Update: An earlier version of this story stated it was the earliest example of writing in the world. It is actually the oldest found in the Jerusalem area.
A current archeological project outside of the Old City walls in Jerusalem has uncovered the oldest example of written language ever found in the city. The clay fragment seen above was dated by researchers from the Hebrew University of Jerusalem as being from the 14th century B.C.E., which shows that Jerusalem was an important hub of civilization long before King David came along.
The fragment was found in the buried ruins of a tower dating from the 10th century B.C.E., during the King Solomon era. The current theory is that it was part of some form of royal historical archives. The fragment is massively important, but quite small in size.The clay chip is just 2 centimeters by 2.8 centimeters, and just 1 centimeter thick. The writing upon it is in the ancient language of Akkadian, which was the bridge language of the time.
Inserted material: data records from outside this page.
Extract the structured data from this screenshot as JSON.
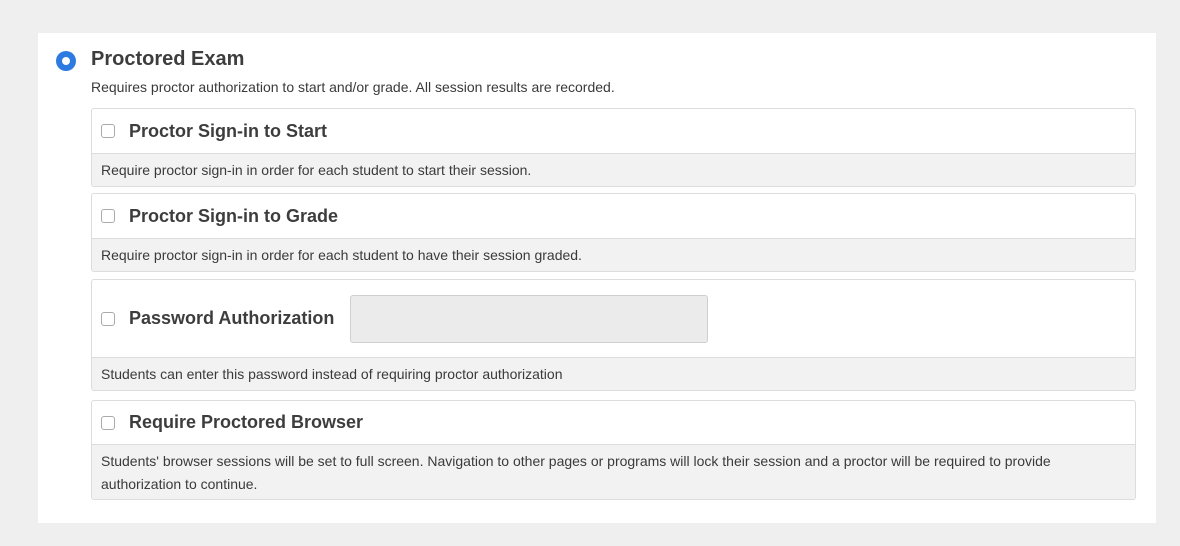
{
  "exam_option": {
    "title": "Proctored Exam",
    "description": "Requires proctor authorization to start and/or grade. All session results are recorded.",
    "selected": true
  },
  "options": [
    {
      "label": "Proctor Sign-in to Start",
      "checked": false,
      "description": "Require proctor sign-in in order for each student to start their session."
    },
    {
      "label": "Proctor Sign-in to Grade",
      "checked": false,
      "description": "Require proctor sign-in in order for each student to have their session graded."
    },
    {
      "label": "Password Authorization",
      "checked": false,
      "input_value": "",
      "input_placeholder": "",
      "description": "Students can enter this password instead of requiring proctor authorization"
    },
    {
      "label": "Require Proctored Browser",
      "checked": false,
      "description": "Students' browser sessions will be set to full screen. Navigation to other pages or programs will lock their session and a proctor will be required to provide authorization to continue."
    }
  ],
  "colors": {
    "accent": "#2d7be0",
    "page_background": "#efefef",
    "panel_footer": "#f2f2f2"
  }
}
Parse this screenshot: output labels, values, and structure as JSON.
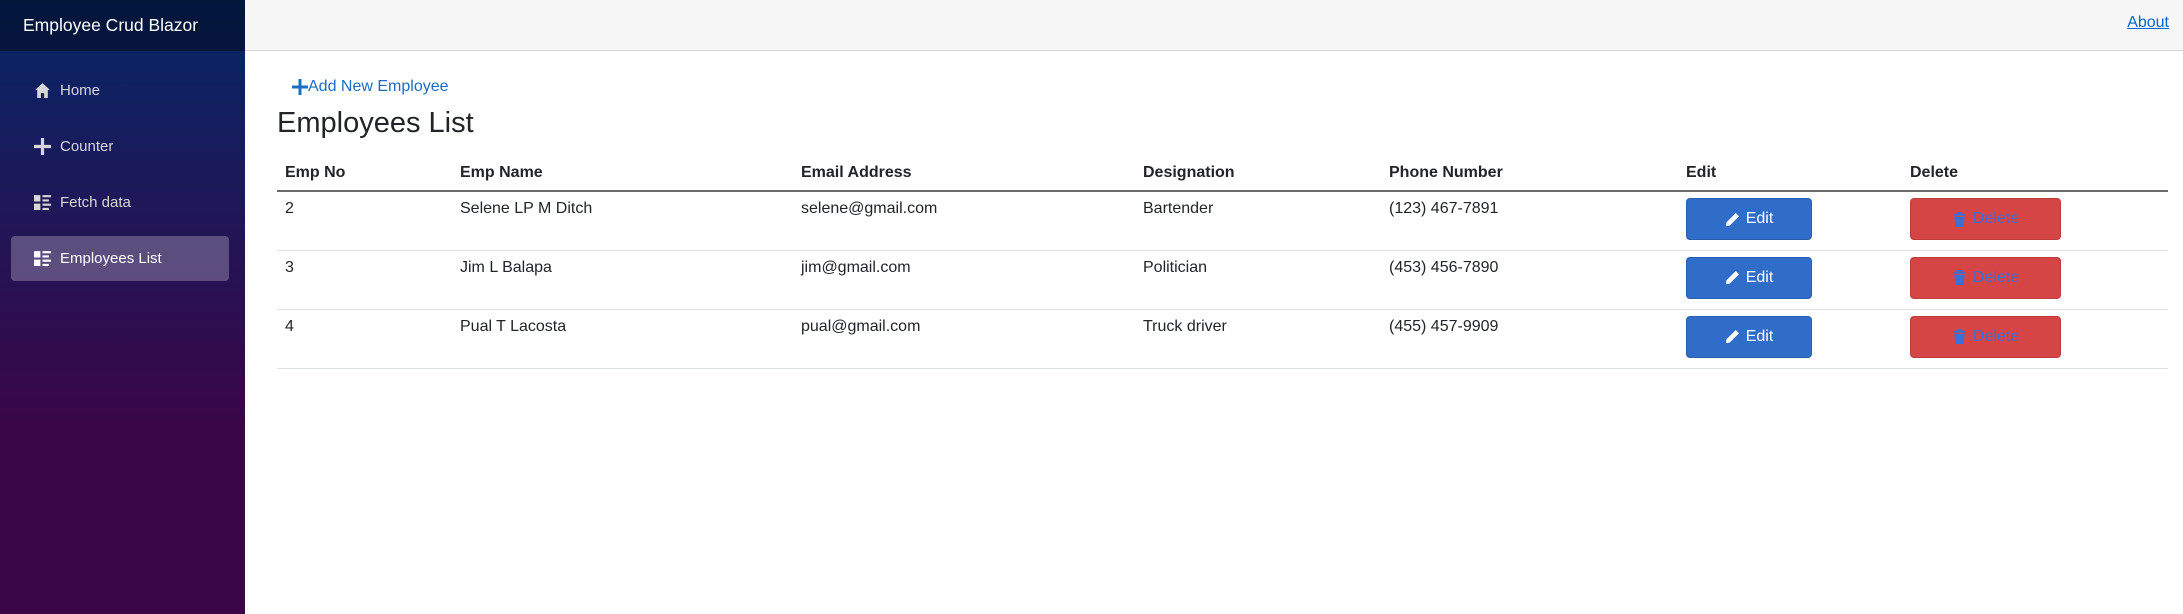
{
  "app": {
    "brand": "Employee Crud Blazor"
  },
  "sidebar": {
    "items": [
      {
        "label": "Home",
        "icon": "home-icon",
        "active": false
      },
      {
        "label": "Counter",
        "icon": "plus-icon",
        "active": false
      },
      {
        "label": "Fetch data",
        "icon": "list-rich-icon",
        "active": false
      },
      {
        "label": "Employees List",
        "icon": "list-rich-icon",
        "active": true
      }
    ]
  },
  "header": {
    "about_label": "About"
  },
  "main": {
    "add_link_label": "Add New Employee",
    "title": "Employees List",
    "table": {
      "columns": [
        "Emp No",
        "Emp Name",
        "Email Address",
        "Designation",
        "Phone Number",
        "Edit",
        "Delete"
      ],
      "rows": [
        {
          "emp_no": "2",
          "name": "Selene LP M Ditch",
          "email": "selene@gmail.com",
          "designation": "Bartender",
          "phone": "(123) 467-7891"
        },
        {
          "emp_no": "3",
          "name": "Jim L Balapa",
          "email": "jim@gmail.com",
          "designation": "Politician",
          "phone": "(453) 456-7890"
        },
        {
          "emp_no": "4",
          "name": "Pual T Lacosta",
          "email": "pual@gmail.com",
          "designation": "Truck driver",
          "phone": "(455) 457-9909"
        }
      ],
      "edit_label": "Edit",
      "delete_label": "Delete"
    }
  },
  "colors": {
    "sidebar_top": "#052767",
    "sidebar_bottom": "#3a0647",
    "link": "#1b6ec2",
    "edit_button": "#2f6dc9",
    "delete_button": "#d64545"
  }
}
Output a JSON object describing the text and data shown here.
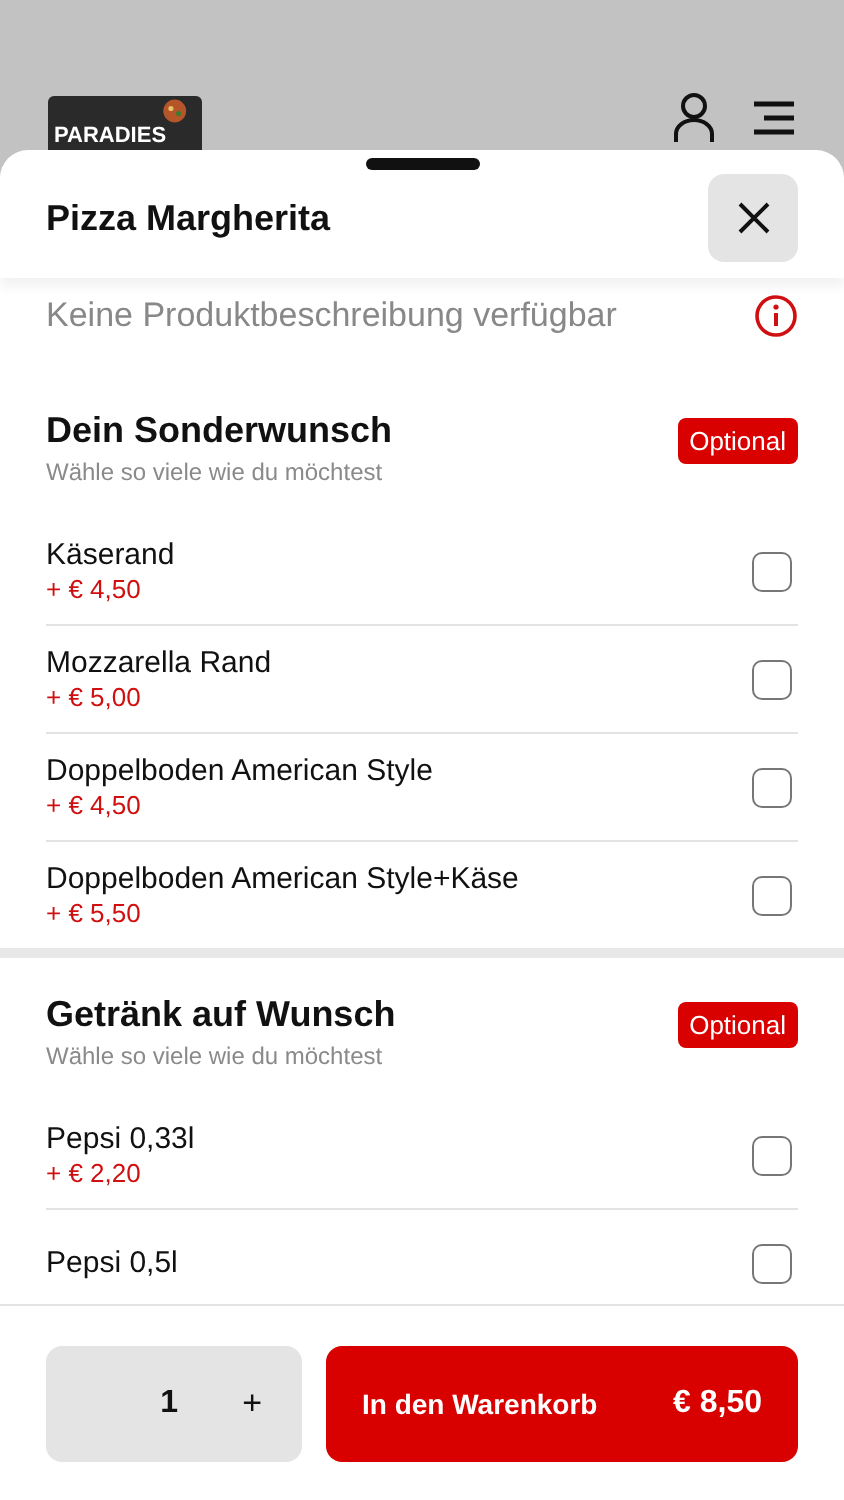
{
  "background_header": {
    "logo_text": "PARADIES"
  },
  "sheet": {
    "title": "Pizza Margherita",
    "description": "Keine Produktbeschreibung verfügbar",
    "groups": [
      {
        "title": "Dein Sonderwunsch",
        "subtitle": "Wähle so viele wie du möchtest",
        "badge": "Optional",
        "options": [
          {
            "name": "Käserand",
            "price": "+ € 4,50",
            "checked": false
          },
          {
            "name": "Mozzarella Rand",
            "price": "+ € 5,00",
            "checked": false
          },
          {
            "name": "Doppelboden American Style",
            "price": "+ € 4,50",
            "checked": false
          },
          {
            "name": "Doppelboden American Style+Käse",
            "price": "+ € 5,50",
            "checked": false
          }
        ]
      },
      {
        "title": "Getränk auf Wunsch",
        "subtitle": "Wähle so viele wie du möchtest",
        "badge": "Optional",
        "options": [
          {
            "name": "Pepsi 0,33l",
            "price": "+ € 2,20",
            "checked": false
          },
          {
            "name": "Pepsi 0,5l",
            "checked": false
          }
        ]
      }
    ]
  },
  "footer": {
    "quantity": "1",
    "increment": "+",
    "cart_button": {
      "label": "In den Warenkorb",
      "price": "€ 8,50"
    }
  }
}
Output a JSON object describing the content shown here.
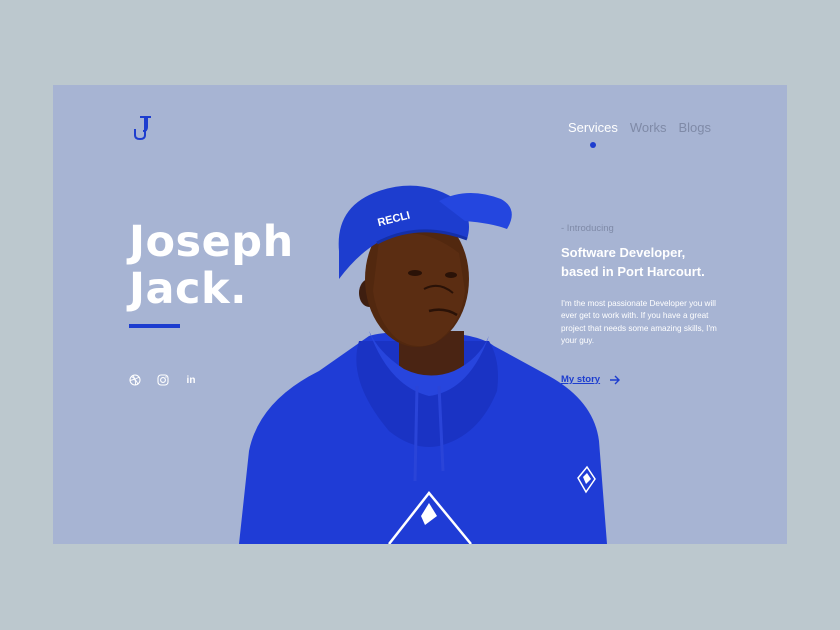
{
  "nav": {
    "items": [
      {
        "label": "Services",
        "active": true
      },
      {
        "label": "Works",
        "active": false
      },
      {
        "label": "Blogs",
        "active": false
      }
    ]
  },
  "hero": {
    "first_name": "Joseph",
    "last_name": "Jack.",
    "socials": [
      {
        "icon": "dribbble-icon"
      },
      {
        "icon": "instagram-icon"
      },
      {
        "icon": "linkedin-icon",
        "text": "in"
      }
    ]
  },
  "intro": {
    "tag": "- Introducing",
    "headline_line1": "Software Developer,",
    "headline_line2": "based in Port Harcourt.",
    "description": "I'm the most passionate Developer you will ever get to work with. If you have a great project that needs some amazing skills, I'm your guy.",
    "cta_label": "My story",
    "cta_icon": "arrow-right-icon"
  },
  "portrait": {
    "cap_text": "RECLI"
  },
  "colors": {
    "page_bg": "#bcc8ce",
    "card_bg": "#a7b4d3",
    "accent": "#1d3dcf",
    "muted": "#7f8aa7",
    "text": "#ffffff"
  }
}
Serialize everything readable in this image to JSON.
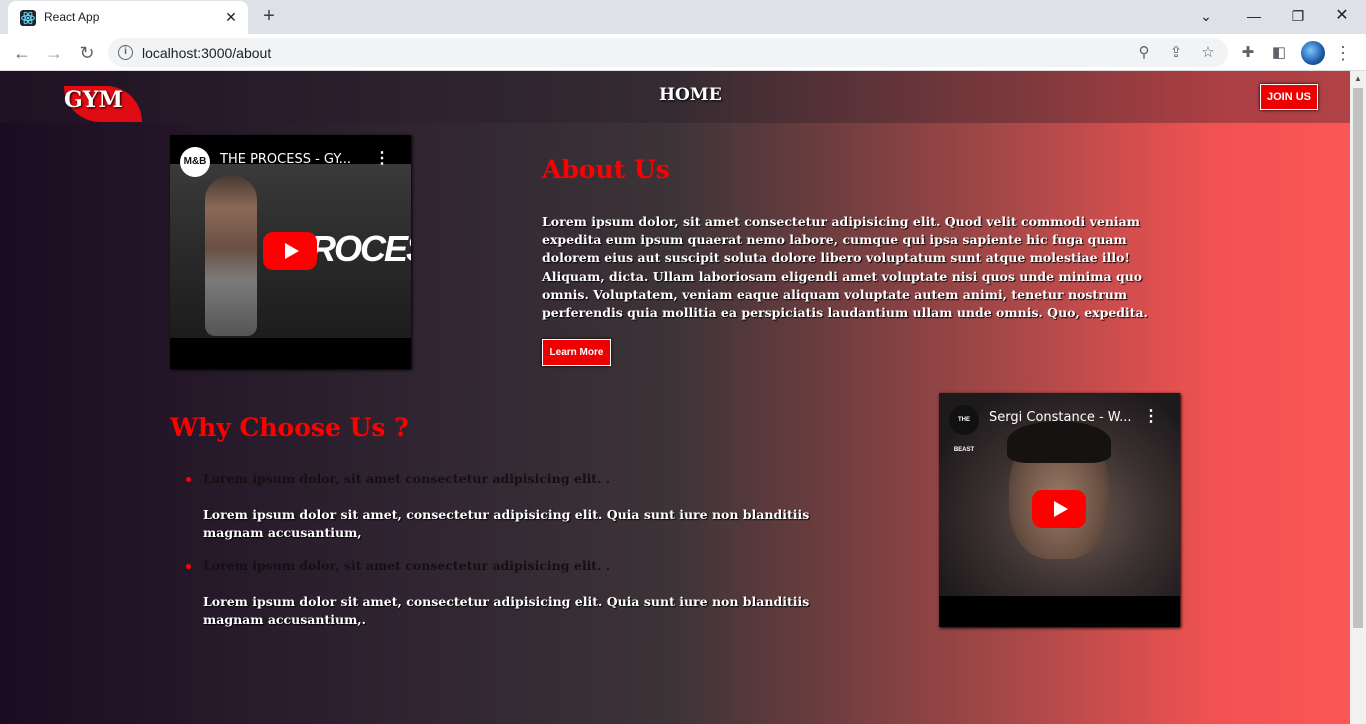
{
  "browser": {
    "tab_title": "React App",
    "tab_close": "✕",
    "new_tab": "+",
    "url": "localhost:3000/about",
    "icons": [
      "react-favicon",
      "close-icon",
      "plus-icon",
      "chevron-down-icon",
      "minimize-icon",
      "maximize-icon",
      "window-close-icon",
      "back-arrow-icon",
      "forward-arrow-icon",
      "reload-icon",
      "info-icon",
      "zoom-icon",
      "share-icon",
      "star-icon",
      "extensions-icon",
      "side-panel-icon",
      "profile-avatar",
      "menu-kebab-icon"
    ]
  },
  "site": {
    "logo": "GYM",
    "nav_home": "HOME",
    "join_button": "JOIN US",
    "colors": {
      "accent": "#ff0000",
      "button": "#ee0000",
      "gradient_start": "#1c0c22",
      "gradient_end": "#fb5656"
    }
  },
  "about": {
    "video_title": "THE PROCESS - GY...",
    "video_channel": "M&B",
    "video_overlay": "PROCESS",
    "title": "About Us",
    "text": "Lorem ipsum dolor, sit amet consectetur adipisicing elit. Quod velit commodi veniam expedita eum ipsum quaerat nemo labore, cumque qui ipsa sapiente hic fuga quam dolorem eius aut suscipit soluta dolore libero voluptatum sunt atque molestiae illo! Aliquam, dicta. Ullam laboriosam eligendi amet voluptate nisi quos unde minima quo omnis. Voluptatem, veniam eaque aliquam voluptate autem animi, tenetur nostrum perferendis quia mollitia ea perspiciatis laudantium ullam unde omnis. Quo, expedita.",
    "learn_more": "Learn More"
  },
  "why": {
    "title": "Why Choose Us ?",
    "items": [
      {
        "head": "Lorem ipsum dolor, sit amet consectetur adipisicing elit. .",
        "desc": "Lorem ipsum dolor sit amet, consectetur adipisicing elit. Quia sunt iure non blanditiis magnam accusantium,"
      },
      {
        "head": "Lorem ipsum dolor, sit amet consectetur adipisicing elit. .",
        "desc": "Lorem ipsum dolor sit amet, consectetur adipisicing elit. Quia sunt iure non blanditiis magnam accusantium,."
      }
    ],
    "video_title": "Sergi Constance - W...",
    "video_channel": "THE BEAST"
  }
}
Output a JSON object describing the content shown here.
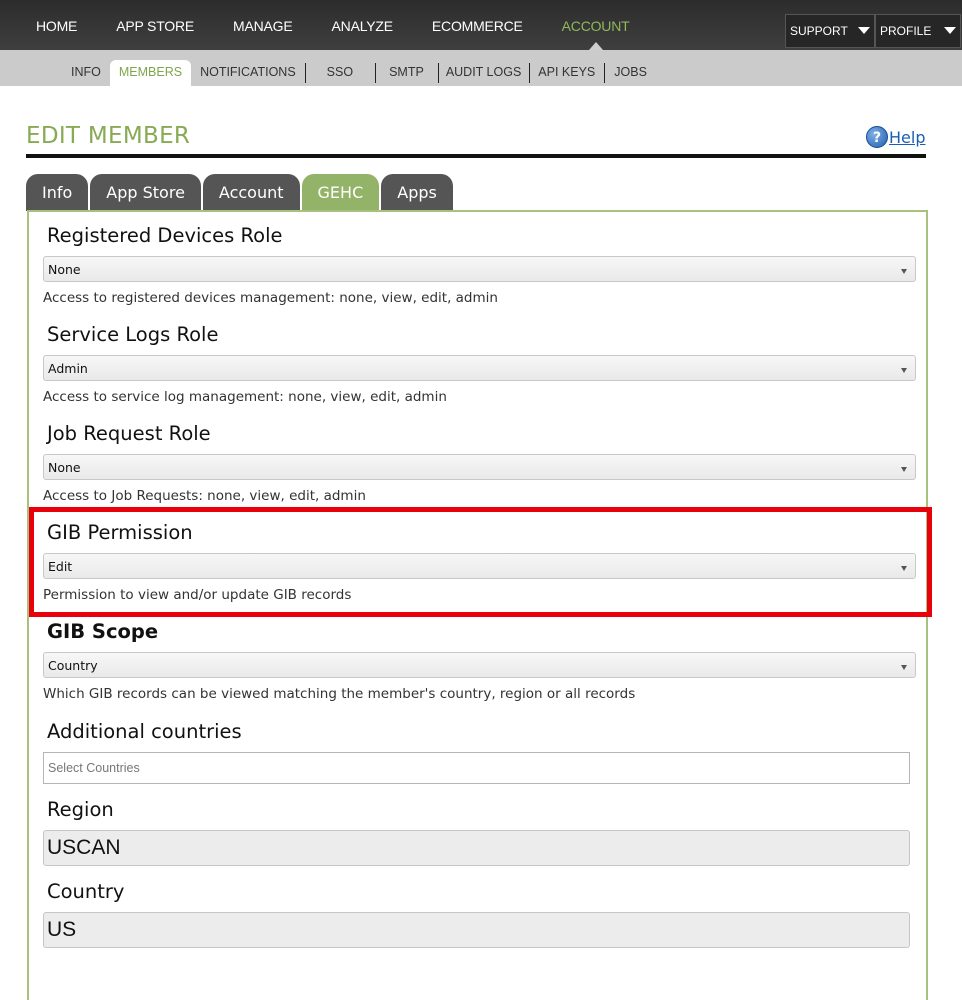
{
  "topnav": {
    "items": [
      "HOME",
      "APP STORE",
      "MANAGE",
      "ANALYZE",
      "ECOMMERCE",
      "ACCOUNT"
    ],
    "active": "ACCOUNT",
    "support_label": "SUPPORT",
    "profile_label": "PROFILE"
  },
  "subnav": {
    "items": [
      "INFO",
      "MEMBERS",
      "NOTIFICATIONS",
      "SSO",
      "SMTP",
      "AUDIT LOGS",
      "API KEYS",
      "JOBS"
    ],
    "active": "MEMBERS"
  },
  "page": {
    "title": "EDIT MEMBER",
    "help_label": "Help",
    "help_icon": "question-icon"
  },
  "tabs": [
    "Info",
    "App Store",
    "Account",
    "GEHC",
    "Apps"
  ],
  "active_tab": "GEHC",
  "fields": {
    "registered_devices": {
      "label": "Registered Devices Role",
      "value": "None",
      "hint": "Access to registered devices management: none, view, edit, admin"
    },
    "service_logs": {
      "label": "Service Logs Role",
      "value": "Admin",
      "hint": "Access to service log management: none, view, edit, admin"
    },
    "job_request": {
      "label": "Job Request Role",
      "value": "None",
      "hint": "Access to Job Requests: none, view, edit, admin"
    },
    "gib_permission": {
      "label": "GIB Permission",
      "value": "Edit",
      "hint": "Permission to view and/or update GIB records"
    },
    "gib_scope": {
      "label": "GIB Scope",
      "value": "Country",
      "hint": "Which GIB records can be viewed matching the member's country, region or all records"
    },
    "additional_countries": {
      "label": "Additional countries",
      "placeholder": "Select Countries"
    },
    "region": {
      "label": "Region",
      "value": "USCAN"
    },
    "country": {
      "label": "Country",
      "value": "US"
    }
  },
  "colors": {
    "accent_green": "#88aa55",
    "tab_active": "#93b468",
    "tab_inactive": "#555555",
    "highlight_red": "#e8000a"
  }
}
Professor Wayne Horowitz, a scholar of Assyriology at the Hebrew University Institute of Archaeology, was in charge of discovering the meaning of the tablet segment. According to Horowitz, it includes symbols for the words “you,” “you were,” “later,” “to do” and “them.” But what Horowitz says actually matters much more than the meaning is the style. The words are well scripted, indicating that this may have been the work of a royal scribe, making this part of a royal decree or message.